Senate Democrats’ efforts to attack as extremist anyone who criticizes Roe is a bit complicated by the fact that Professor Cass Sunstein, one of the leading lights of the Left, is himself very critical of Roe. Here’s what he has to say in his latest book, Radicals in Robes: Why Extreme Right-Wing Courts Are Wrong for America (which I will be reviewing in an upcoming issue of National Review):
“[C]onservative critics are entirely correct to object to some of the Court’s liberal decisions, including Roe v. Wade itself.” (p. 19)
“Exemplifying perfectionism at its most extreme, [Roe] raised grave doubts about the Court’s use of the Constitution to solve divisive social controversies.” (p. 83) (“Perfectionism” is Sunstein’s label for a judicial approach that he rejects—in his words, “that the continuing judicial task is to make the document as good as it can be by interpreting its broad terms in a way that casts its ideals in the best possible light.” (p. 32))
The “right to privacy” relied on in Roe finds its real roots in the Court’s first invocation of substantive due process in the Dred Scott case. (pp. 82-86)

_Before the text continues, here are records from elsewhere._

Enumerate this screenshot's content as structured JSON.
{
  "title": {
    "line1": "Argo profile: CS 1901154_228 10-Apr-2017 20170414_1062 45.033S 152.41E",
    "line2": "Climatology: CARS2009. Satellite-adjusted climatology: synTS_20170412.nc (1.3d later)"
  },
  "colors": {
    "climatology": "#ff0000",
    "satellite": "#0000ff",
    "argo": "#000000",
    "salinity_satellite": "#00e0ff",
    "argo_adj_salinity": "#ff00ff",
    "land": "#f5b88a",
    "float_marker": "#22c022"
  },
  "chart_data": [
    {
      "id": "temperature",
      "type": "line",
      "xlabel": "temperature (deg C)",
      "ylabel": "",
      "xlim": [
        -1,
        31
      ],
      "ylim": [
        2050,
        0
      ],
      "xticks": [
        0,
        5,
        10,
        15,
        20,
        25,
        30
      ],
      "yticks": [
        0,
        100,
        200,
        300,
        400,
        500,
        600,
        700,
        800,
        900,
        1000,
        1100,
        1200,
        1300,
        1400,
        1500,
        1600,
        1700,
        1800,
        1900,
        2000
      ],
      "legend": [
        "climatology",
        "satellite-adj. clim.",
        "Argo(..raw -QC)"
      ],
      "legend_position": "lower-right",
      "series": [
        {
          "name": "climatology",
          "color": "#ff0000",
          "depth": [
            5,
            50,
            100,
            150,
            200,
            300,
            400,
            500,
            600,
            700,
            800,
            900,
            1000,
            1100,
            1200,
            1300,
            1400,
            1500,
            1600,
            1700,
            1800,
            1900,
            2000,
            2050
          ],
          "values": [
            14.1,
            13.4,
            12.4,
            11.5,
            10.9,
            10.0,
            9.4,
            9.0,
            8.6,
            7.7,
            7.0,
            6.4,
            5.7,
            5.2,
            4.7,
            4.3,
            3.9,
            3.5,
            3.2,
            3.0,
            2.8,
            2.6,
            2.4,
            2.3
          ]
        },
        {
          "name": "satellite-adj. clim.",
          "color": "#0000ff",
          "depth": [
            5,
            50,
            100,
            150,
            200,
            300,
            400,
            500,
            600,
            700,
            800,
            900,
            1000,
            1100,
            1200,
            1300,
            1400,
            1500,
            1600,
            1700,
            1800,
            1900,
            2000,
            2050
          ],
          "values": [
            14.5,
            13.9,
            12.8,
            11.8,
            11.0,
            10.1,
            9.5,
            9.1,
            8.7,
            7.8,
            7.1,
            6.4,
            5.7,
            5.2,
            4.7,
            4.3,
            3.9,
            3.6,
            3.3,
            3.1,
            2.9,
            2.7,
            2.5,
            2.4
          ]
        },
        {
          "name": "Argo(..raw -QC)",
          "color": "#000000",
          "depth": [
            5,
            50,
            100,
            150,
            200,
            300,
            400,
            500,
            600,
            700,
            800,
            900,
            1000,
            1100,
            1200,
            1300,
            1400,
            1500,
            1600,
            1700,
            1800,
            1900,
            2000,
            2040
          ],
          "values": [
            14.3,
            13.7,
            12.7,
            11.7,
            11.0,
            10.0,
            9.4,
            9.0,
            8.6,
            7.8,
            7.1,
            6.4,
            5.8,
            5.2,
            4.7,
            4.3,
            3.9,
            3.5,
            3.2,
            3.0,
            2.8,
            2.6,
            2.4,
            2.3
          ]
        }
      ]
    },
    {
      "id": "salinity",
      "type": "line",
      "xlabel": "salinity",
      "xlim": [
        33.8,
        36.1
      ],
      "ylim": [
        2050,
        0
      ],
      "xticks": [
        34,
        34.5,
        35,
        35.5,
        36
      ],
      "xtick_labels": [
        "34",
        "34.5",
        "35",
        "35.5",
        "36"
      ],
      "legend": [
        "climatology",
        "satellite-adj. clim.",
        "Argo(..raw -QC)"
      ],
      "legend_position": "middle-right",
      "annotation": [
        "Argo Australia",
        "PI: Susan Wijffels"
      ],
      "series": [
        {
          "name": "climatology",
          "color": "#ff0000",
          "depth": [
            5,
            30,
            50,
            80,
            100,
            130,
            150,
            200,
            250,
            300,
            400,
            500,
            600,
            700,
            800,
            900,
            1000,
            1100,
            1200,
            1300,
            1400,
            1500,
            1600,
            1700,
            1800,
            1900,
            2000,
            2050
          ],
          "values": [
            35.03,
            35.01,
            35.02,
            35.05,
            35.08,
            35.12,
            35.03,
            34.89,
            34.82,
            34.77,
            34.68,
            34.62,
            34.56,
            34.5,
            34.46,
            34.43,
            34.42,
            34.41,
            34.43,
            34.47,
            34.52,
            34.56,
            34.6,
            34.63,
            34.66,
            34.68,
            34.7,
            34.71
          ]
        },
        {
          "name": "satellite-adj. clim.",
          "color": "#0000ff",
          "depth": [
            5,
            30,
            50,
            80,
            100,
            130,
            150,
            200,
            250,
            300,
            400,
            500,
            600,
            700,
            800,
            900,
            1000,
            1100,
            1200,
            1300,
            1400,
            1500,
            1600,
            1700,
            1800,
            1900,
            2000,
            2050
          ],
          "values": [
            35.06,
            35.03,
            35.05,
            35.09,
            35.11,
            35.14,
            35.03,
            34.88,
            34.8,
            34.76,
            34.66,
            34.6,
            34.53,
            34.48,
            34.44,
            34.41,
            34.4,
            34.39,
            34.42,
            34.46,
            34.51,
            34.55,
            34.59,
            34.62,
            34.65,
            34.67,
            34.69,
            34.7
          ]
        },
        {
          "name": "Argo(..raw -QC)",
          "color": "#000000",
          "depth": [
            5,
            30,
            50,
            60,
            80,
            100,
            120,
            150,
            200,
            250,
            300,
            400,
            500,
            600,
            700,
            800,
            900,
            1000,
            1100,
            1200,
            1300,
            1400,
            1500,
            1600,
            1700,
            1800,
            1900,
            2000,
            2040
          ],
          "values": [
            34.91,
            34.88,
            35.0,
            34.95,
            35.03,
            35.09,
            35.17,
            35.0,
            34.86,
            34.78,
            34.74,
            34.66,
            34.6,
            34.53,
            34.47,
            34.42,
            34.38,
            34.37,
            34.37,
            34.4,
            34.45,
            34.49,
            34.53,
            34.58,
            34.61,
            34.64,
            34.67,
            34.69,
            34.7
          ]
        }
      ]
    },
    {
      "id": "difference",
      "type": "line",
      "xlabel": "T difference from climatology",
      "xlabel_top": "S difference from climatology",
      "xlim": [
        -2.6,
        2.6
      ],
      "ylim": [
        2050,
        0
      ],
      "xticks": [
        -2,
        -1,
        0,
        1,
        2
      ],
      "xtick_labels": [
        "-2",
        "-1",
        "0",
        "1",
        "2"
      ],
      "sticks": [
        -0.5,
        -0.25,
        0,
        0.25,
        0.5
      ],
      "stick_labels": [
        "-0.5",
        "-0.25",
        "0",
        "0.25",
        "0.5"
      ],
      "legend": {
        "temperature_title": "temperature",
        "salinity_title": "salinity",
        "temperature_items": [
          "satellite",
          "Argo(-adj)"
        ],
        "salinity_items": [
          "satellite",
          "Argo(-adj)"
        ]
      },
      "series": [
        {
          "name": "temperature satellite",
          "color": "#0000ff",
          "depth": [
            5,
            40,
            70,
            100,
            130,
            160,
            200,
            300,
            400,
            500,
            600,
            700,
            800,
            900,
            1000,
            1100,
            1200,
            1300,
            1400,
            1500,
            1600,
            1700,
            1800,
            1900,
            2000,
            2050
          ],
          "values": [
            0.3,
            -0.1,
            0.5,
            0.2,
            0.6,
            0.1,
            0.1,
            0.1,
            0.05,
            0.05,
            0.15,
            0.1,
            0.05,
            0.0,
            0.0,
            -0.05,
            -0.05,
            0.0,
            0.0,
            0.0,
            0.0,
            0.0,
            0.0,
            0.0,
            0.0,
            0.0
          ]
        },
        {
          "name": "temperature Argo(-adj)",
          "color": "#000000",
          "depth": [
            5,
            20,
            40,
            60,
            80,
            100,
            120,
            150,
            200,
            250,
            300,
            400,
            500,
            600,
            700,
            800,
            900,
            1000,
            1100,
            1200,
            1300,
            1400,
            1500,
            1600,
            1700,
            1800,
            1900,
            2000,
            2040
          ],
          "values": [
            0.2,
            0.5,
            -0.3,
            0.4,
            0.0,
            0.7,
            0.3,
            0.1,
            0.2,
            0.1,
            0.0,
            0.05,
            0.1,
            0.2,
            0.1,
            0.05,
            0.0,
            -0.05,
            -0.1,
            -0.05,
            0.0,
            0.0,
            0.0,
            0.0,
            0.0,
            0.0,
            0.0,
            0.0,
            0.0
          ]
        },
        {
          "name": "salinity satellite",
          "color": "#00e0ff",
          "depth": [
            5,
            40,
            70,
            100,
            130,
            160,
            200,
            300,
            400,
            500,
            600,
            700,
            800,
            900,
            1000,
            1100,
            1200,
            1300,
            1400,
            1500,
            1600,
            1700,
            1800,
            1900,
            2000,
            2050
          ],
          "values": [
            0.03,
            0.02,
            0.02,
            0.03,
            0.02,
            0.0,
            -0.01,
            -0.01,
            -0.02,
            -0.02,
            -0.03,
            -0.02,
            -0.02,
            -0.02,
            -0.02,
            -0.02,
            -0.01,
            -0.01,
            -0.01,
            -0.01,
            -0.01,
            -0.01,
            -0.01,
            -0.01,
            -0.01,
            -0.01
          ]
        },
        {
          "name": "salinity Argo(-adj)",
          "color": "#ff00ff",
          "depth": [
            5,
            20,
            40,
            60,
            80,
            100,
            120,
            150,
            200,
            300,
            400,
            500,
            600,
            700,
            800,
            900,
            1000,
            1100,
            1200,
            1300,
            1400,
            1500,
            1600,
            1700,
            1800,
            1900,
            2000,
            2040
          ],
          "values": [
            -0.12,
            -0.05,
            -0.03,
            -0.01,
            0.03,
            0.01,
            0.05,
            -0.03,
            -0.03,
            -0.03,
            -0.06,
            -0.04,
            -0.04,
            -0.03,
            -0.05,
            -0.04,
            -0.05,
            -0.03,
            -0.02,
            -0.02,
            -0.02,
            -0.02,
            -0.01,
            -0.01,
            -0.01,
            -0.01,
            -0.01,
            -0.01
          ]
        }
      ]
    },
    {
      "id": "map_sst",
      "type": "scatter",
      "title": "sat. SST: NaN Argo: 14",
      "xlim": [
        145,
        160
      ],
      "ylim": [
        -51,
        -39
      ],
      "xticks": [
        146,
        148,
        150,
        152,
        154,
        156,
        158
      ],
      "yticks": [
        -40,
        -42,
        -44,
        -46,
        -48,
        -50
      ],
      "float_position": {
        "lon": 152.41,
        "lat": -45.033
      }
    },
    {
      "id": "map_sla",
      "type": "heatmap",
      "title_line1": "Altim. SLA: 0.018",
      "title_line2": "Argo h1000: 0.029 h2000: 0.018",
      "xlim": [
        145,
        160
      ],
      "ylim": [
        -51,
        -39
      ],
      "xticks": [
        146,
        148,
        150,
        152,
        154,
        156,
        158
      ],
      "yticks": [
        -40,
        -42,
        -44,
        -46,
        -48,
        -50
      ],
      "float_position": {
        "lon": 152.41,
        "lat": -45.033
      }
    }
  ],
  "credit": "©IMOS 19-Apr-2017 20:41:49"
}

“Minimalists [which Sunstein calls himself] are greatly embarrassed by Roe, and rightly so.… [T]he Court badly overreached.… As a matter of constitutional law, protecting fetal life may well be a constitutionally sufficient reason to intrude on the right to choose.” (p. 106)
“[M]inimalists respect Roe’s critics. They agree that Roe has shaky constitutional foundations.” (p. 108)
It is true that Sunstein takes the position that Roe
should nonetheless not be overruled, but even here his position is tepid: He asserts that “it is not senseless to think that, although Roe was wrong, and a big mistake, the Court should not now overrule it.” (p. 108) To say that something is “not senseless” is, of course, a far cry from saying that it is right.